Thats mad gotta get up there soon as i can!!!!


----------



## Chris1 (Jul 6, 2010)

lucky you!!
i think i need to move, im over winter already,...


----------



## PilbaraPythons (Jul 6, 2010)

Nice looking olive coloured childreni


----------



## byron_moses (Jul 6, 2010)

i want ur job


----------



## REPTILIAN-KMAN (Jul 6, 2010)

its great place the kimberleys i go there whenever i can and i am always amazed by the colours in the rocks and sky and the amount of wildlife up there


----------



## Scleropages (Jul 6, 2010)

No pics of the olive?


----------



## AUSHERP (Jul 6, 2010)

post some more pics you lucky bugger!


----------



## Jay84 (Jul 6, 2010)

.


----------



## -Matt- (Jul 6, 2010)

Wheres the olive?


----------



## No-two (Jul 6, 2010)

That is a pretty nice childrens


----------



## 1issie (Jul 10, 2010)

is it a olive or childerns?????


----------



## Nephrurus (Jul 11, 2010)

It's a childrens python. Olives, funnily enough, look like Olive Pythons. 
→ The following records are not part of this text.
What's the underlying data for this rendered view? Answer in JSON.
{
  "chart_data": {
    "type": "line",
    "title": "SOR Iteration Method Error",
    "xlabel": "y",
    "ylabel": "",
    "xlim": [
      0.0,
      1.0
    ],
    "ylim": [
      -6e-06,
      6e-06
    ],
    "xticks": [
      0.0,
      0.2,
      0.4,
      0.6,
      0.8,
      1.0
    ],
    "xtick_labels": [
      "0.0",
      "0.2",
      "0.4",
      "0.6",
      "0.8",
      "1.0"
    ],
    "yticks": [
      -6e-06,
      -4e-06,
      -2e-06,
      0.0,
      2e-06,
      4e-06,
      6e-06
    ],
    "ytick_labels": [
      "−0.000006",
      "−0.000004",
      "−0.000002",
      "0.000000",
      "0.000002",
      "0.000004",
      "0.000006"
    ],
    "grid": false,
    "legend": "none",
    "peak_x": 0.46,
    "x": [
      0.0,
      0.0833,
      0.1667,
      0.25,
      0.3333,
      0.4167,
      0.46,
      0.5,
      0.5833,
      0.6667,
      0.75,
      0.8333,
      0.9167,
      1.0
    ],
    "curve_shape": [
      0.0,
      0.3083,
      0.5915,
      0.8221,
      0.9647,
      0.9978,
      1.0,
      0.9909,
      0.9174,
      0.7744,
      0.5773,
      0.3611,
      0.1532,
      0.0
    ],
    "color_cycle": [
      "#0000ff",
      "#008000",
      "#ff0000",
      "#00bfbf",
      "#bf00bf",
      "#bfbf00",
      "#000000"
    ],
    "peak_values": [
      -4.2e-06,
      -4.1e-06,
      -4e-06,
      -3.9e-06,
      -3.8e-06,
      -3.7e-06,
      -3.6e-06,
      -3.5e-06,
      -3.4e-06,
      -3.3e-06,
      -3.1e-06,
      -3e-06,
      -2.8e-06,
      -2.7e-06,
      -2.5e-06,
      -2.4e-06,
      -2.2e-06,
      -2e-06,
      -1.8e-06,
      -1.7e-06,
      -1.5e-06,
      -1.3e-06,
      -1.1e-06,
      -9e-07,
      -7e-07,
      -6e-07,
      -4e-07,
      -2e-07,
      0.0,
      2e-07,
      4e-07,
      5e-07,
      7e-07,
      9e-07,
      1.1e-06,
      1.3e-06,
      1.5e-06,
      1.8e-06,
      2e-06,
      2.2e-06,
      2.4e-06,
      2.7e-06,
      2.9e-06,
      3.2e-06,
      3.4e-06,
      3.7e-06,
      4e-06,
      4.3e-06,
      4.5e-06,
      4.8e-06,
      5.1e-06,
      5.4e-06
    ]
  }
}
Kman, I'm always amazed at the lack of wildlife up there. Every species you find is hard won. 

Bench Warmer, regardless of the species it's a great photo and you've clearly put some effort in (if you fluked it then well done). Keep up with the herping around there, there is some good stuff in that area. 

-H


----------